My strong opinion is that if I were suggesting a camera to someone with just that much money who had any intention of learning photography, K20d hands down. If they had less money I'd weigh if they should have a K10d for most of the same reasons.

Forget about super teles: if you want to buy one of those multi-thousand dollar things, you're going to need to be buying another body if you buy a D60 or a Rebel, anyway, and replacing kit lenses and a few nice affordable primes will not really be an obstacle.

That's my rationale, anyway.

I wouldn't be fussed about size: some who've started on entry-level bodies think it's big, but it's... Camera-sized. Actually, about the smallest APS-C camera out there with the two control dials. The bit of extra weight and heft is actually good to have in your hand, helps your photos.

Which dials I count essential for students. (Lots of buttons may be intimidating, at first, but it's a whole lot more straightforward than trying to keep track of things that are buried in menues. Camera makers won't put a lot of buttons on a camera that doesn't have at least one darn good use: they'd much rather have fewer parts to assemble. That's part of why you usually pay for the privilege. A lot, in the case of many cameramakers. )

Anyway, the general notion I operate under, and I'm a pretty serious photographer, is that if I end up getting paid enough and doing the kind of work to need a super-lens, or more performance otherwise, either Pentax'll have what I need or not. Whether I'm having to replace an entry-level Nikon or upgrade a K20d by that time doesn't really add up to a whole heck of a lot of difference except what I'll have been having to live with in the meantime.

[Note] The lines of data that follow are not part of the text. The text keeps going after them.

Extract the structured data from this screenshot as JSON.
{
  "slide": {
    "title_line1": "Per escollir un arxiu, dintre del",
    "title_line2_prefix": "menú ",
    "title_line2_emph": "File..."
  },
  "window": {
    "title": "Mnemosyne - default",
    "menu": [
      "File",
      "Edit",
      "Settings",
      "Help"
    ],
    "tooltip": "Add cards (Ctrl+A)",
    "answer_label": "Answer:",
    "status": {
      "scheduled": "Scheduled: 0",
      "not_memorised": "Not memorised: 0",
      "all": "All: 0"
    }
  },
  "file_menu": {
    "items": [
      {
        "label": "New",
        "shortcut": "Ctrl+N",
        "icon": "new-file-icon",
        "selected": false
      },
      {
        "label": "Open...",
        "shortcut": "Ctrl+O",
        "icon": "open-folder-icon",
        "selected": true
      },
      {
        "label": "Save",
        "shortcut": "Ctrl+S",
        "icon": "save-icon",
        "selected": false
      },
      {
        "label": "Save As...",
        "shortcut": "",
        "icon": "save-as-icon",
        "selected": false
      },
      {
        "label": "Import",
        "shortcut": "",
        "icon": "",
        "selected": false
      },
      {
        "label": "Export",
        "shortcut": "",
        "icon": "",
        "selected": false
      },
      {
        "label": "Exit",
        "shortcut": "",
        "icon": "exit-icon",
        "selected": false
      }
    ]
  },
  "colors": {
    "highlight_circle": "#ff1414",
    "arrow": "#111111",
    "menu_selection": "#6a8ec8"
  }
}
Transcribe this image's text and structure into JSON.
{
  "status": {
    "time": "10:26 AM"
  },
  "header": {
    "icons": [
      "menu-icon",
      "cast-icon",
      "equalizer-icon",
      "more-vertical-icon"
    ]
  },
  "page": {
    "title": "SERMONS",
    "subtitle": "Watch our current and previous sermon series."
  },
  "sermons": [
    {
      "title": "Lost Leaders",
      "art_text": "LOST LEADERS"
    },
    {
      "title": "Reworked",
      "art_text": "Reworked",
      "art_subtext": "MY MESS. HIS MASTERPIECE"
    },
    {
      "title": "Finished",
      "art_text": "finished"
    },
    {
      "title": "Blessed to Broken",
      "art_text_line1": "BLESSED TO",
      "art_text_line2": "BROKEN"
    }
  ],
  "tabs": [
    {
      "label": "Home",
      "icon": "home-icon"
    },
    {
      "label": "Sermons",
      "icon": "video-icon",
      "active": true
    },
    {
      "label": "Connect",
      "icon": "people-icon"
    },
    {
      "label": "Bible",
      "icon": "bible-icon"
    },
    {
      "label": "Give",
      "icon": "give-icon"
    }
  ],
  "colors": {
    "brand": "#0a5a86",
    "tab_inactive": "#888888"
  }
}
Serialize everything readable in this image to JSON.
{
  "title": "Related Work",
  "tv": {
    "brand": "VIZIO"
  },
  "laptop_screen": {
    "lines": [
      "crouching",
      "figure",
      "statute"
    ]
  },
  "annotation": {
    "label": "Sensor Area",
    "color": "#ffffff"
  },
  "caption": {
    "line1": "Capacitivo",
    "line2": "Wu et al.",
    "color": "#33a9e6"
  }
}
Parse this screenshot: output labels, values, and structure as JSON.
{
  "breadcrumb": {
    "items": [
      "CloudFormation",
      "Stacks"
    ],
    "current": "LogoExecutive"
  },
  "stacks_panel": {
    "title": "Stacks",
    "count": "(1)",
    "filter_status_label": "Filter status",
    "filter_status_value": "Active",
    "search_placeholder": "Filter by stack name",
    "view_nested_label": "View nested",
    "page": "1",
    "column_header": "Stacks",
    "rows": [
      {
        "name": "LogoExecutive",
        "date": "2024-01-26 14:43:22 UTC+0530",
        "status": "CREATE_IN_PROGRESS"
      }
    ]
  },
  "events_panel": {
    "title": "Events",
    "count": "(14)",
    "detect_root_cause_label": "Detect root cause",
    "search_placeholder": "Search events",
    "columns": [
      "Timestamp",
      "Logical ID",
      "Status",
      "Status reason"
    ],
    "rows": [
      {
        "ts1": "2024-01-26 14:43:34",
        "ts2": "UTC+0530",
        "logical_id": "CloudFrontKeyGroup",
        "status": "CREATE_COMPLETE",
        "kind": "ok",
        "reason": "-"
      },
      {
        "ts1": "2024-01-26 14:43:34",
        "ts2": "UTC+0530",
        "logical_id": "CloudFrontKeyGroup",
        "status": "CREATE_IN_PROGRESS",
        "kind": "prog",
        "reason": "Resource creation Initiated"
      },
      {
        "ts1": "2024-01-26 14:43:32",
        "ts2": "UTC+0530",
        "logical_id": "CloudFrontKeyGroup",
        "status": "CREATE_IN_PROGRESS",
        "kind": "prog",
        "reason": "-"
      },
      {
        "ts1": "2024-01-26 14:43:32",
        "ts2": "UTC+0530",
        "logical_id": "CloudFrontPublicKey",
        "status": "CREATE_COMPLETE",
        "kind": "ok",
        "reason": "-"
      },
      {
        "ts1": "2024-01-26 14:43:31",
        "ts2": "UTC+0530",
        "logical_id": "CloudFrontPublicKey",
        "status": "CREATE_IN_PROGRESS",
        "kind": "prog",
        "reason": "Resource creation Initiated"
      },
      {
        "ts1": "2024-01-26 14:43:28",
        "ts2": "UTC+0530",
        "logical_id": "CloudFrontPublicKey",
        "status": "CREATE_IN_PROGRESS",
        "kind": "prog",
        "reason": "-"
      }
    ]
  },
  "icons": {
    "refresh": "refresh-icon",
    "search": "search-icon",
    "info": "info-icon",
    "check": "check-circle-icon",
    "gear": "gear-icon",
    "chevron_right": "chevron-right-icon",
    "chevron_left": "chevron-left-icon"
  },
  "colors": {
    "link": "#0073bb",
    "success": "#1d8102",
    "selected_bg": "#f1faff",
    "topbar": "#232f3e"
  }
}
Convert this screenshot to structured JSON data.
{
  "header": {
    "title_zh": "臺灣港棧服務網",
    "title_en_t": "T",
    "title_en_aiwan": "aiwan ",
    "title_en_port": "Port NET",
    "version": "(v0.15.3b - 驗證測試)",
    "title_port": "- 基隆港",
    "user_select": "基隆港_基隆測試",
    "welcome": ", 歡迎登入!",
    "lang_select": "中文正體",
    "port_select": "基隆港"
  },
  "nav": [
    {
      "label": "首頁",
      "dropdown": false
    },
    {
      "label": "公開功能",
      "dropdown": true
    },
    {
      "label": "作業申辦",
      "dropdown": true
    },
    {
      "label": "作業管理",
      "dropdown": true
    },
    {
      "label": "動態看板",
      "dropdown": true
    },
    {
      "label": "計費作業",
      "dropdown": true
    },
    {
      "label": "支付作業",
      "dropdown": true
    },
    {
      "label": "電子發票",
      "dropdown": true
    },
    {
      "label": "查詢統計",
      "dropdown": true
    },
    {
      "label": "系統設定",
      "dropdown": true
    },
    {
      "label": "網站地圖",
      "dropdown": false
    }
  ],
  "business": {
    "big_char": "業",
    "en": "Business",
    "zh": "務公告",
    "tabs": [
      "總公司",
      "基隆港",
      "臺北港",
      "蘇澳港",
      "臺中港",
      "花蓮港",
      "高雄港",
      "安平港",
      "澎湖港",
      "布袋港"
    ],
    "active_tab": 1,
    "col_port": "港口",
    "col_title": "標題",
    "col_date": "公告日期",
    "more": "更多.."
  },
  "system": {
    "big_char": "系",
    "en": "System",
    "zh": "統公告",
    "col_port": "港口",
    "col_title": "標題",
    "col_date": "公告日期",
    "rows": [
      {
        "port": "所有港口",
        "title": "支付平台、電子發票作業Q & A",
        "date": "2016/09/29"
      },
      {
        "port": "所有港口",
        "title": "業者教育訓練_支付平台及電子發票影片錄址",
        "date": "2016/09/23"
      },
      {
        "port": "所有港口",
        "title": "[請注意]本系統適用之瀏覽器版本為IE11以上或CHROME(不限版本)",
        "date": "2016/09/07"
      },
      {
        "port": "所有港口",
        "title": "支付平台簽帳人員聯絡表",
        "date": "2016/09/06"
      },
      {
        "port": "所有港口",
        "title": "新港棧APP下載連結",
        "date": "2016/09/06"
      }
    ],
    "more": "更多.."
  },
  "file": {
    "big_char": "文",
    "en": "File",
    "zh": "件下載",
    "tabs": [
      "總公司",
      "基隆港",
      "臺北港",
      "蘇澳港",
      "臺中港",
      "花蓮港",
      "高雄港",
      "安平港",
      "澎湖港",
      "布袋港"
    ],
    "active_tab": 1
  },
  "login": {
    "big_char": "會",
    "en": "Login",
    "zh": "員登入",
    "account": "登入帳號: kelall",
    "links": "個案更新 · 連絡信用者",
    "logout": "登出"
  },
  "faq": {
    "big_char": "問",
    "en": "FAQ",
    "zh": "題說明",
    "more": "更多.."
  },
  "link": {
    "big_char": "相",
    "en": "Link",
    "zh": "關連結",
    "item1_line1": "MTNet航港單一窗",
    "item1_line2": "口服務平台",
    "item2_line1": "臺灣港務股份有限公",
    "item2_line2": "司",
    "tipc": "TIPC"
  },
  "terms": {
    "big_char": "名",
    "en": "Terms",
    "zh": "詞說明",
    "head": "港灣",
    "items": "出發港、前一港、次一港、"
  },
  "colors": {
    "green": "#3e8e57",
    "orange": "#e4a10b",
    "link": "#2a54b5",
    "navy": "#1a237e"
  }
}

I see the K20d as one of those models of camera that has hit an important plateau: it may not be *the* fastest AF ever fitted to a tripod screw, but it'll do. it *was* my upgrade path till I managed to get one at these sorts of prices last year, all unexpectedly.

Don't let anyone tell you the weathersealing is useless without a weathersealed lens. A few hundred things that won't go wrong aren't nothing to *me* anyway: ...One can treat this camera like one could always treat reasonably good cameras in a bit of rain or with wet hands: protect the lens and not worry about raindrops getting funneled into computer parts. It makes it a *whole* lot easier to cope with rain like one always used to be able to, before everything got computerized. That's not nothing. Of course, yeah, if you *do* put on a weathersealed lens, you're on a whole other level of not fussing with baggies, though. I can see having some fun with that: I've got my eye on one of em, myself. (Who would want a weathersealed fast 55? Ratmagiclady, that's who, with bells on! Now stand and deliver with that 28, Pentax! )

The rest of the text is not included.